Adoption de l’IA générative : la Tunisie se hisse dans le top 10 africain
Selon le dernier rapport de « Global AI Diffusion: Q1 2026 Trends and Insights » publiée par le Microsoft AI Economy Institute, la Tunisie figure désormais parmi les dix économies africaines les plus performantes en matière d’intégration de l’intelligence artificielle générative. L’étude, qui s’appuie sur des données de télémétrie agrégées et anonymisées de Microsoft, mesure la proportion de la population âgée de 15 à 64 ans ayant eu recours à un produit d’IA générative au cours du premier trimestre 2026.
Avec un taux d’adoption de 13,5 %, la Tunisie occupe la 8ᵉ place sur le continent et la 79ᵉ à l’échelle mondiale, parmi les 115 pays et économies évalués. Le royaume chérifien enregistre une progression régulière : l’usage était de 12,3 % au premier semestre 2025, puis de 12,7 % au second semestre, soit une hausse de 0,8 point sur le dernier trimestre.
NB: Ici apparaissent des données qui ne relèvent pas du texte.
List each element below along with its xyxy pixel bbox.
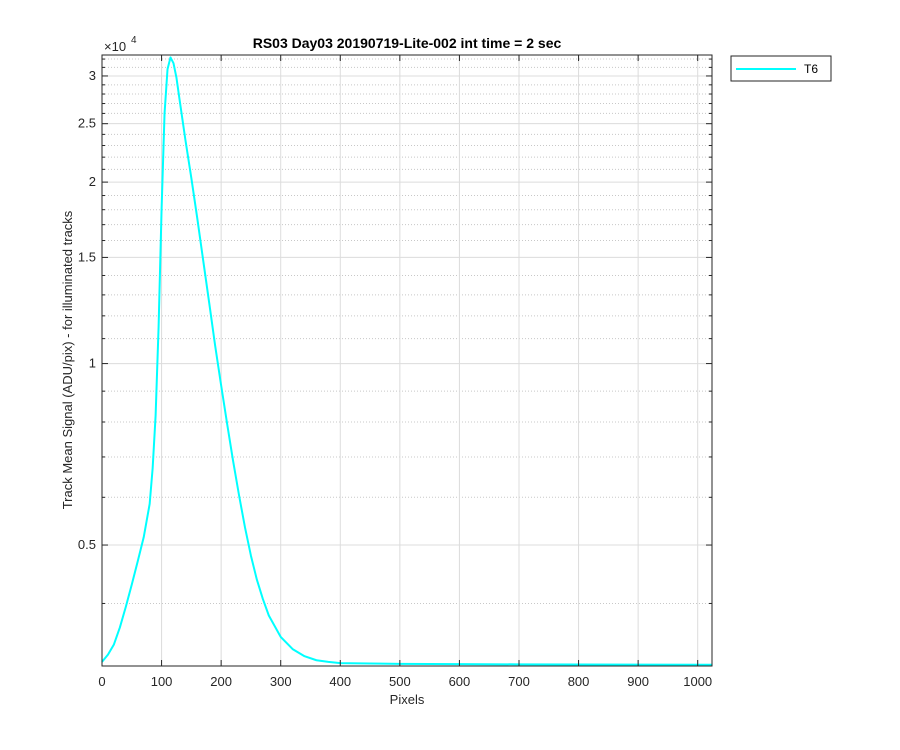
x-tick-label: 700 xyxy=(508,674,530,689)
x-tick-label: 0 xyxy=(98,674,105,689)
y-tick-label: 3 xyxy=(89,68,96,83)
series-line-t6 xyxy=(101,56,713,666)
x-tick-label: 900 xyxy=(627,674,649,689)
x-tick-label: 500 xyxy=(389,674,411,689)
chart-title: RS03 Day03 20190719-Lite-002 int time = … xyxy=(253,35,562,51)
y-tick-label: 2 xyxy=(89,174,96,189)
y-tick-label: 1.5 xyxy=(78,249,96,264)
y-tick-label: 2.5 xyxy=(78,116,96,131)
x-axis-label: Pixels xyxy=(390,692,425,707)
x-tick-label: 100 xyxy=(151,674,173,689)
legend: T6 xyxy=(730,55,832,82)
tick-layer: 0 100 200 300 400 500 600 700 800 900 1000 0.5 1 1.5 2… xyxy=(78,55,712,689)
y-exponent-base: ×10 xyxy=(104,39,126,54)
axes-box xyxy=(101,54,713,667)
x-tick-label: 300 xyxy=(270,674,292,689)
x-tick-label: 400 xyxy=(329,674,351,689)
axes-background xyxy=(102,55,712,666)
x-tick-label: 600 xyxy=(449,674,471,689)
series-layer xyxy=(101,56,713,666)
y-axis-label: Track Mean Signal (ADU/pix) - for illumi… xyxy=(60,210,75,509)
y-exponent-power: 4 xyxy=(131,35,137,46)
x-tick-label: 200 xyxy=(210,674,232,689)
x-tick-label: 800 xyxy=(568,674,590,689)
y-tick-label: 1 xyxy=(89,356,96,371)
y-axis-exponent: ×10 4 xyxy=(104,35,137,54)
legend-label-t6: T6 xyxy=(804,62,818,76)
plot-area: 0 100 200 300 400 500 600 700 800 900 1000 0.5 1 1.5 2… xyxy=(78,54,713,689)
y-tick-label: 0.5 xyxy=(78,537,96,552)
x-tick-label: 1000 xyxy=(683,674,712,689)
grid-layer xyxy=(101,55,712,666)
Ce niveau place la Tunisie dans la moyenne du Sud global (15,4 %), avec une dynamique comparable à celle de ses voisins nord-africains, l’Égypte (14,8 %) et le Maroc (11,7 %).
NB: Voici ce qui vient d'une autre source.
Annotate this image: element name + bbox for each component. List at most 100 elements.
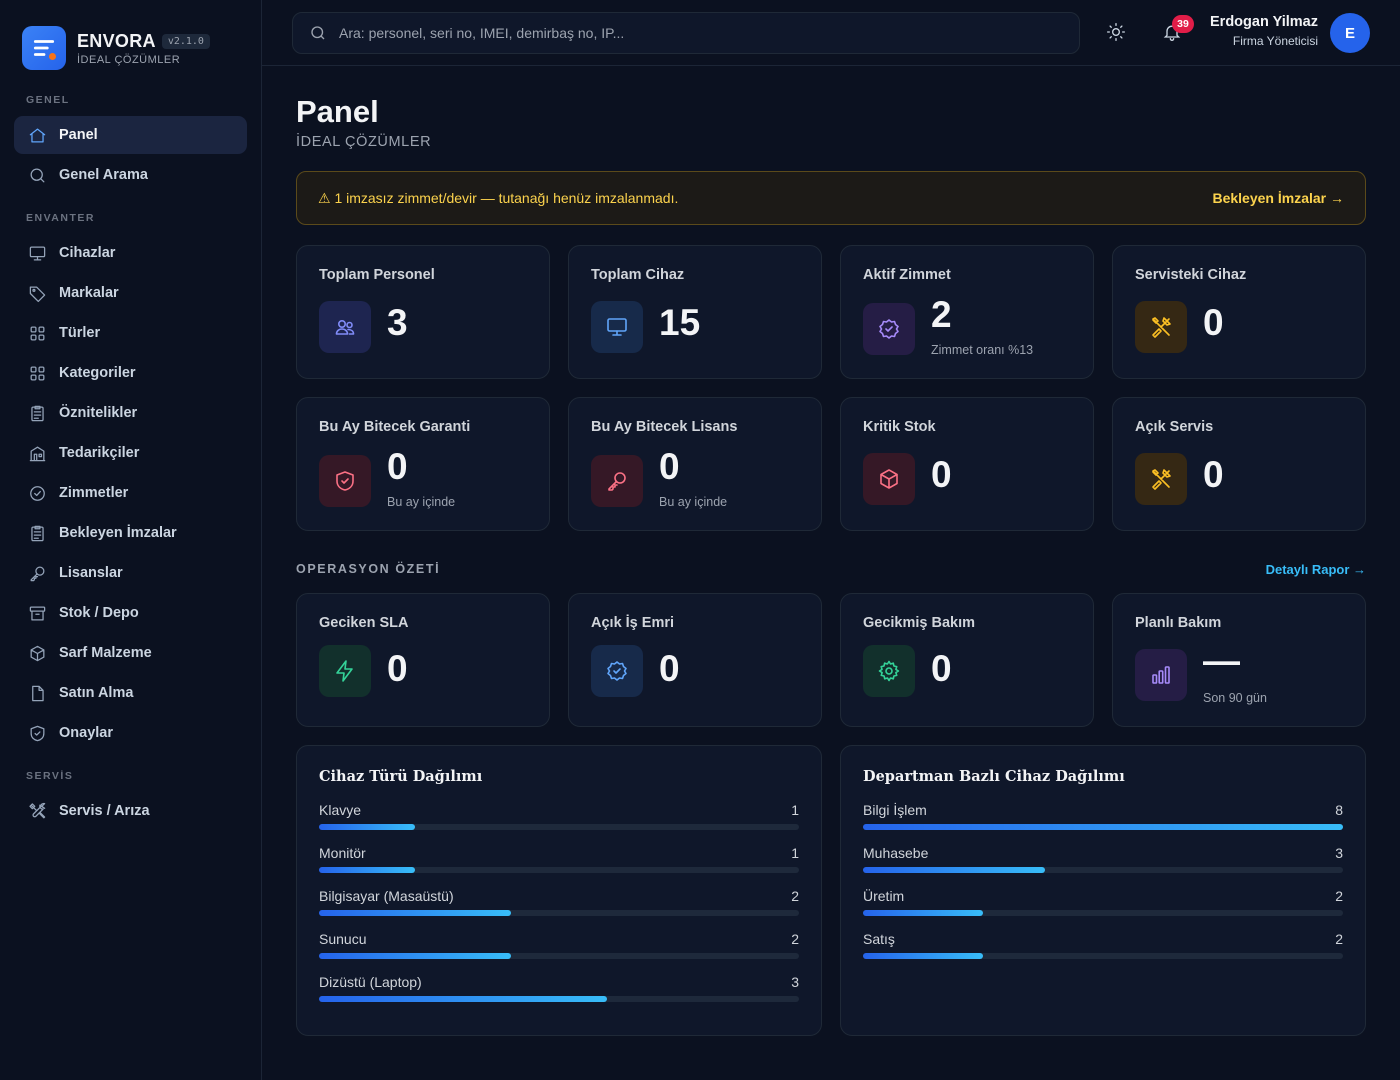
brand-subtitle: İDEAL ÇÖZÜMLER	[77, 53, 181, 66]
row-label: Üretim	[863, 888, 905, 904]
ops-card-late-sla[interactable]: Geciken SLA 0	[296, 593, 550, 727]
sidebar-item-sarf-malzeme[interactable]: Sarf Malzeme	[14, 634, 247, 672]
sidebar-item-bekleyen-imzalar[interactable]: Bekleyen İmzalar	[14, 514, 247, 552]
sidebar-item-label: Satın Alma	[59, 685, 134, 701]
bar-track	[319, 867, 799, 873]
file-icon	[27, 683, 47, 703]
card-value: 0	[387, 446, 408, 487]
card-value: 2	[931, 294, 952, 335]
bar-fill	[319, 953, 511, 959]
stat-card-active-assignment[interactable]: Aktif Zimmet 2 Zimmet oranı %13	[840, 245, 1094, 379]
theme-toggle[interactable]	[1106, 22, 1128, 44]
card-value: 3	[387, 302, 408, 343]
sidebar: ENVORA v2.1.0 İDEAL ÇÖZÜMLER GENEL ENVANT…	[0, 0, 262, 1080]
nav-section-genel: GENEL	[26, 94, 70, 106]
sidebar-item-lisanslar[interactable]: Lisanslar	[14, 554, 247, 592]
check-circle-icon	[27, 483, 47, 503]
sidebar-item-oznitelikler[interactable]: Öznitelikler	[14, 394, 247, 432]
detailed-report-link[interactable]: Detaylı Rapor →	[1265, 562, 1366, 577]
bar-track	[863, 824, 1343, 830]
card-value: 0	[659, 446, 680, 487]
page-subtitle: İDEAL ÇÖZÜMLER	[296, 134, 432, 150]
sidebar-item-servis-ariza[interactable]: Servis / Arıza	[14, 792, 247, 830]
distribution-row: Bilgi İşlem 8	[863, 802, 1343, 838]
row-count: 3	[791, 974, 799, 990]
card-title: Toplam Personel	[319, 267, 435, 283]
search-icon	[27, 165, 47, 185]
distribution-row: Üretim 2	[863, 888, 1343, 924]
row-count: 1	[791, 802, 799, 818]
monitor-icon	[27, 243, 47, 263]
card-title: Planlı Bakım	[1135, 615, 1222, 631]
sidebar-item-label: Bekleyen İmzalar	[59, 525, 177, 541]
ops-card-overdue-maintenance[interactable]: Gecikmiş Bakım 0	[840, 593, 1094, 727]
bar-fill	[863, 824, 1343, 830]
row-label: Sunucu	[319, 931, 367, 947]
ops-card-open-work-order[interactable]: Açık İş Emri 0	[568, 593, 822, 727]
card-note: Zimmet oranı %13	[931, 343, 1034, 357]
sidebar-item-panel[interactable]: Panel	[14, 116, 247, 154]
sidebar-item-tedarikciler[interactable]: Tedarikçiler	[14, 434, 247, 472]
stat-card-expiring-license[interactable]: Bu Ay Bitecek Lisans 0 Bu ay içinde	[568, 397, 822, 531]
card-value: 0	[931, 648, 952, 689]
notifications-button[interactable]: 39	[1162, 15, 1194, 44]
user-role: Firma Yöneticisi	[1232, 34, 1318, 48]
sidebar-item-label: Türler	[59, 325, 101, 341]
sidebar-item-label: Tedarikçiler	[59, 445, 140, 461]
section-label-operations: OPERASYON ÖZETİ	[296, 562, 441, 576]
tag-icon	[27, 283, 47, 303]
sidebar-item-genel-arama[interactable]: Genel Arama	[14, 156, 247, 194]
sidebar-item-label: Kategoriler	[59, 365, 136, 381]
sidebar-item-label: Panel	[59, 127, 98, 143]
sidebar-item-label: Stok / Depo	[59, 605, 139, 621]
sidebar-item-markalar[interactable]: Markalar	[14, 274, 247, 312]
search-box[interactable]	[292, 12, 1080, 54]
card-note: Bu ay içinde	[659, 495, 728, 509]
sidebar-item-turler[interactable]: Türler	[14, 314, 247, 352]
ops-card-planned-maintenance[interactable]: Planlı Bakım — Son 90 gün	[1112, 593, 1366, 727]
bar-track	[319, 910, 799, 916]
avatar[interactable]: E	[1330, 13, 1370, 53]
stat-card-total-personnel[interactable]: Toplam Personel 3	[296, 245, 550, 379]
user-info[interactable]: Erdogan Yilmaz Firma Yöneticisi	[1210, 14, 1318, 48]
building-icon	[27, 443, 47, 463]
search-input[interactable]	[339, 25, 1039, 41]
tools-icon	[1135, 301, 1187, 353]
row-label: Monitör	[319, 845, 366, 861]
distribution-row: Monitör 1	[319, 845, 799, 881]
sidebar-item-stok-depo[interactable]: Stok / Depo	[14, 594, 247, 632]
sidebar-item-kategoriler[interactable]: Kategoriler	[14, 354, 247, 392]
row-count: 3	[1335, 845, 1343, 861]
stat-card-open-service[interactable]: Açık Servis 0	[1112, 397, 1366, 531]
stat-card-expiring-warranty[interactable]: Bu Ay Bitecek Garanti 0 Bu ay içinde	[296, 397, 550, 531]
stat-card-devices-in-service[interactable]: Servisteki Cihaz 0	[1112, 245, 1366, 379]
card-title: Toplam Cihaz	[591, 267, 685, 283]
search-icon	[311, 26, 325, 40]
pending-signature-alert: ⚠ 1 imzasız zimmet/devir — tutanağı henü…	[296, 171, 1366, 225]
bar-track	[863, 910, 1343, 916]
monitor-icon	[591, 301, 643, 353]
card-value: —	[1203, 640, 1240, 681]
sidebar-item-onaylar[interactable]: Onaylar	[14, 714, 247, 752]
distribution-row: Sunucu 2	[319, 931, 799, 967]
sidebar-item-satin-alma[interactable]: Satın Alma	[14, 674, 247, 712]
row-label: Bilgi İşlem	[863, 802, 927, 818]
sidebar-item-zimmetler[interactable]: Zimmetler	[14, 474, 247, 512]
card-title: Bu Ay Bitecek Lisans	[591, 419, 738, 435]
bar-fill	[319, 910, 511, 916]
card-title: Servisteki Cihaz	[1135, 267, 1247, 283]
brand[interactable]: ENVORA v2.1.0 İDEAL ÇÖZÜMLER	[22, 26, 210, 70]
pending-signatures-link[interactable]: Bekleyen İmzalar →	[1212, 190, 1344, 206]
bar-track	[319, 824, 799, 830]
archive-icon	[27, 603, 47, 623]
bar-track	[863, 953, 1343, 959]
nav-section-servis: SERVİS	[26, 770, 74, 782]
stat-card-critical-stock[interactable]: Kritik Stok 0	[840, 397, 1094, 531]
stat-card-total-devices[interactable]: Toplam Cihaz 15	[568, 245, 822, 379]
notification-badge: 39	[1172, 15, 1194, 33]
sidebar-item-label: Markalar	[59, 285, 119, 301]
tools-icon	[1135, 453, 1187, 505]
sidebar-item-cihazlar[interactable]: Cihazlar	[14, 234, 247, 272]
brand-name: ENVORA	[77, 30, 156, 51]
badge-check-icon	[591, 645, 643, 697]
Palmarès africain et écart Nord-Sud
L’Afrique du Sud confirme son leadership continental avec 23,1 % de sa population active utilisatrice d’IA générative. Elle est suivie par la Namibie (15,1 %), puis par la Libye et le Gabon, tous deux à 15,0 %. L’Égypte et le Botswana complètent le top 5, affichant chacun 14,8 %. Le Sénégal (13,9 %) devance la Tunisie (13,5 %), tandis que l’Algérie (13,2 %), la Zambie et la Côte d’Ivoire (13,1 % chacune) ferment la marche du peloton de tête.
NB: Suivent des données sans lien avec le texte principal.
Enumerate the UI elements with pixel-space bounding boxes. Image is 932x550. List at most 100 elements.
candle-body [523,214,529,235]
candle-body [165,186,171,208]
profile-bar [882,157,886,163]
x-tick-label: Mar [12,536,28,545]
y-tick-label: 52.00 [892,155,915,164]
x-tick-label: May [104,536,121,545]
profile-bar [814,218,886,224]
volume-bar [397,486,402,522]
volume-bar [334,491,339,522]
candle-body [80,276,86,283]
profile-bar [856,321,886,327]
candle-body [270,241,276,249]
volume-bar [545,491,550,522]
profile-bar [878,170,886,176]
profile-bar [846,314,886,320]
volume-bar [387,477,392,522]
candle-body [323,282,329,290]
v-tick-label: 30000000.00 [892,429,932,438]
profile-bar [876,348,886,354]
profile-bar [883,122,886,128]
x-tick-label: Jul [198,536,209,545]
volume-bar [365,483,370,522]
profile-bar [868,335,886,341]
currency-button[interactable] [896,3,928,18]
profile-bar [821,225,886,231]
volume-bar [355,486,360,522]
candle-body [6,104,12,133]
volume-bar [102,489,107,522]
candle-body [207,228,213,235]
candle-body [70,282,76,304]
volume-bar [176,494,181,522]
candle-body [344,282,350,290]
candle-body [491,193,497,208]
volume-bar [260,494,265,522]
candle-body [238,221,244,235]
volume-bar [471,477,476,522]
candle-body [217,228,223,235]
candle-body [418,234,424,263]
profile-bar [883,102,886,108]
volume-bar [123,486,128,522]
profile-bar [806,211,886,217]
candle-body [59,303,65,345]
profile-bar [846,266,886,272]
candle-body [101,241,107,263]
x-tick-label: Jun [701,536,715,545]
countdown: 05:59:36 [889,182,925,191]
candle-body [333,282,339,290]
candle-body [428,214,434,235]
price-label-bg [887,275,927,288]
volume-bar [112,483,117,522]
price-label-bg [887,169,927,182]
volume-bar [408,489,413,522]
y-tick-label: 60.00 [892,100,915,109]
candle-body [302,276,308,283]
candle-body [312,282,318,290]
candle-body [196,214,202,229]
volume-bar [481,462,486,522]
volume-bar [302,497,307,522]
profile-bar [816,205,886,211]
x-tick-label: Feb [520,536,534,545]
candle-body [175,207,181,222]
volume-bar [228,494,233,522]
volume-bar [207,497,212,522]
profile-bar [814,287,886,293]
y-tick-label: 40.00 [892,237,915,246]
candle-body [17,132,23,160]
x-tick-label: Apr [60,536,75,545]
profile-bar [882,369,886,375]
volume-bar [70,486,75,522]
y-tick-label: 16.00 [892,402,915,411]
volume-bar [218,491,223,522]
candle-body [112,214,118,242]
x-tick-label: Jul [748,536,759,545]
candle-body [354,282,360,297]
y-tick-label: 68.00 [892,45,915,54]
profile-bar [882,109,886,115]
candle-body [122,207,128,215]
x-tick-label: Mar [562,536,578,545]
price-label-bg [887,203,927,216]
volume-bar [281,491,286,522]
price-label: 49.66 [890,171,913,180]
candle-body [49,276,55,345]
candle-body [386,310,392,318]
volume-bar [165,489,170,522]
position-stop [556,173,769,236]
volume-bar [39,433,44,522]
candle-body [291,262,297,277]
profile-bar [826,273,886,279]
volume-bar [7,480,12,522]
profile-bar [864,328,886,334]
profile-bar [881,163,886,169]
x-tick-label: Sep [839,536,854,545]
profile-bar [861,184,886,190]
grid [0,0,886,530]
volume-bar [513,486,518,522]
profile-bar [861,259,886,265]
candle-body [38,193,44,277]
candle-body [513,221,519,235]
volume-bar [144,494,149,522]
À l’échelle planétaire, les Émirats arabes unis caracolent en tête avec 70,1 % d’adoption parmi les 15-64 ans, devant Singapour (63,4 %), la Norvège (48,6 %), l’Irlande (48,4 %) et la France (47,8 %). Cette dernière se hisse ainsi à la première place du G7, devançant nettement les États-Unis, qui ne figurent qu’au 21ᵉ rang mondial avec 31,3 %. Le rapport souligne enfin un fossé technologique qui se creuse : le taux moyen d’adoption atteint 27,5 % dans les pays du Nord, contre 15,4 % dans ceux du Sud. Au total, 26 économies franchissent désormais la barre des 30 % d’adoption dans leur population en âge de travailler.